Problem #5: Comparison of periapical images versus bitewing images
Question: Will a periapical of maxillary teeth show caries at the crown margin as well as a bitewing?
Answer and Discussion: NO. The maxillary periapical image is created using +10 to +30 degrees of vertical angulation as compared to a bitewing that is usually created with +5 degrees. The greater vertical angulation changes the way the crown looks on the image. The buccal and lingual margins superimpose part of the root, making diagnosis of the margin impossible. Figure 28 compares a periapical and bitewing of the same crowns. Caries can only be diagnosed from this bitewing image, as the crown margins are covering the root immediately adjacent to the margin on the periapical image.
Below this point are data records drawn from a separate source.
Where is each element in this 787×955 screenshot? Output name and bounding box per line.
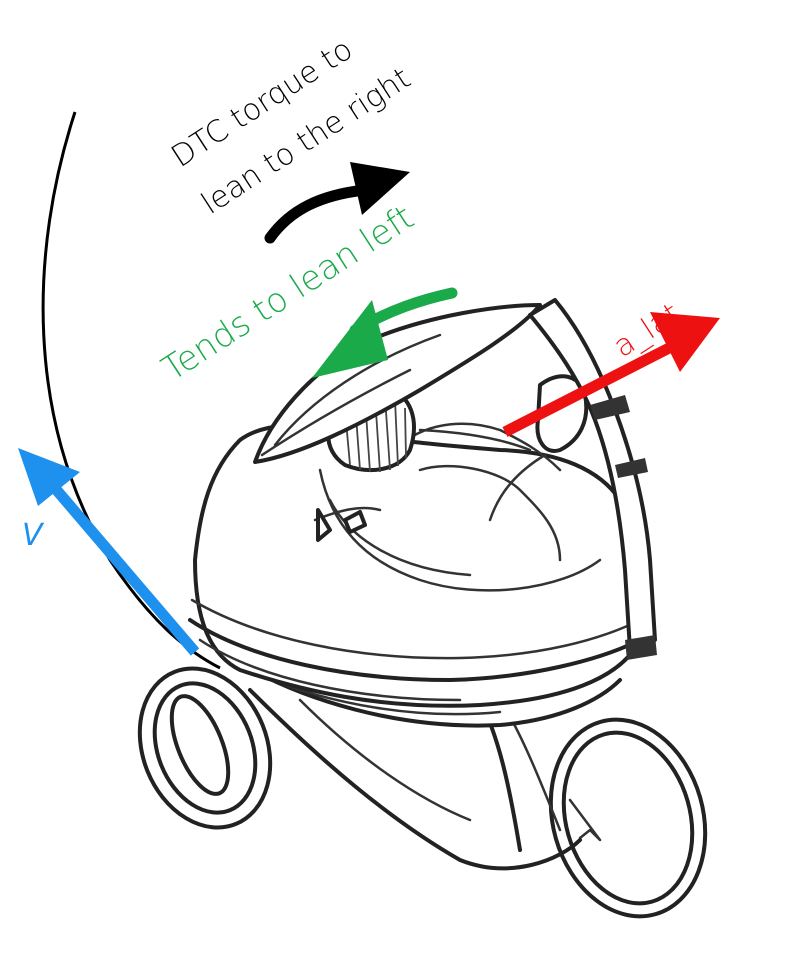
stroller-sketch xyxy=(137,298,708,919)
tends-lean-left-arrow xyxy=(312,287,458,378)
velocity-arrow xyxy=(18,448,200,656)
v-label: V xyxy=(22,518,45,553)
a-lat-arrow xyxy=(502,312,720,437)
rear-wheel-right xyxy=(548,717,708,919)
rear-wheel-left xyxy=(137,666,273,830)
dtc-torque-arrow xyxy=(264,162,410,244)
Solution: Well-taken bitewing images are far superior to periapical images for imaging crown margins and bone levels. The goal is to keep the crown separate from the neighboring tooth and bone. First, level the occlusal plane. Stand in front of the patient, look at the buccal and lingual margins of the crown and place them on a single line, then follow that line with the PID’s vertical angulation.
Use this technique when verifying crown margins prior to cementation. Do not use the aiming ring, your goal is to parallel the margins of the crown. Better to do that by positioning the PID directly across the crown margins.
Figure 28 - Comparison of periapical and bitewing images of the same crowns in the same patient.
(A) The periapical image is not diagnostic for bone levels and crown margins. (B) The crown margins and bone are visible for examination on this ideal Bitewing image.
Figure 29 - Imaging crown margins.
Create a single plane across the buccal and lingual margins with the Path of Radiation to create an ideal image.
Question: Is a periapical of maxillary molars the best image to portray the periodontal bone status and show the furcation areas?
Answer: Usually not, because of limitations in the oral cavity, such as a shallow palate, preventing the sensor from paralleling the teeth.
Discussion: As mentioned in the introduction, excessive vertical angulation can foreshorten the structures on an image. When there is adequate room in the palate for the sensor to parallel the teeth, the image will be ideal. When the sensor does not parallel the teeth because of a narrow or small palate, the sensor must flatten towards the occlusal plane, thereby increasing the vertical angulation, positioning the aiming ring towards the ceiling.
Solution: The vertical bitewing technique can be used in the maxillary arch when a non-foreshortened image of a molar is needed (Figure 30). This is particularly helpful when assessing periodontal bone loss and furcation involvement. In a patient with a flat, shallow palate, the sensor cannot align fully with the maxillary roots. The operator used +10 degrees and the molar’s apex is nearly off the image (Figure 30B). The furcation, crown margins, and the bone levels are visible in this diagnostic image. There is no superimposition of the maxillary process of the maxilla or the zygomatic arch. This technique will work well in a patient with a high palate.
Figure 30 - Maxillary periodontal assessment of bone levels and furcations using the vertical bitewing holder.
(A) Lift the PID over the desired area at +5 to +10 degrees. (B) The bone levels and furcation are imaged true, though the entire apex is not visible. (C) Offset the sensor towards the Maxilla.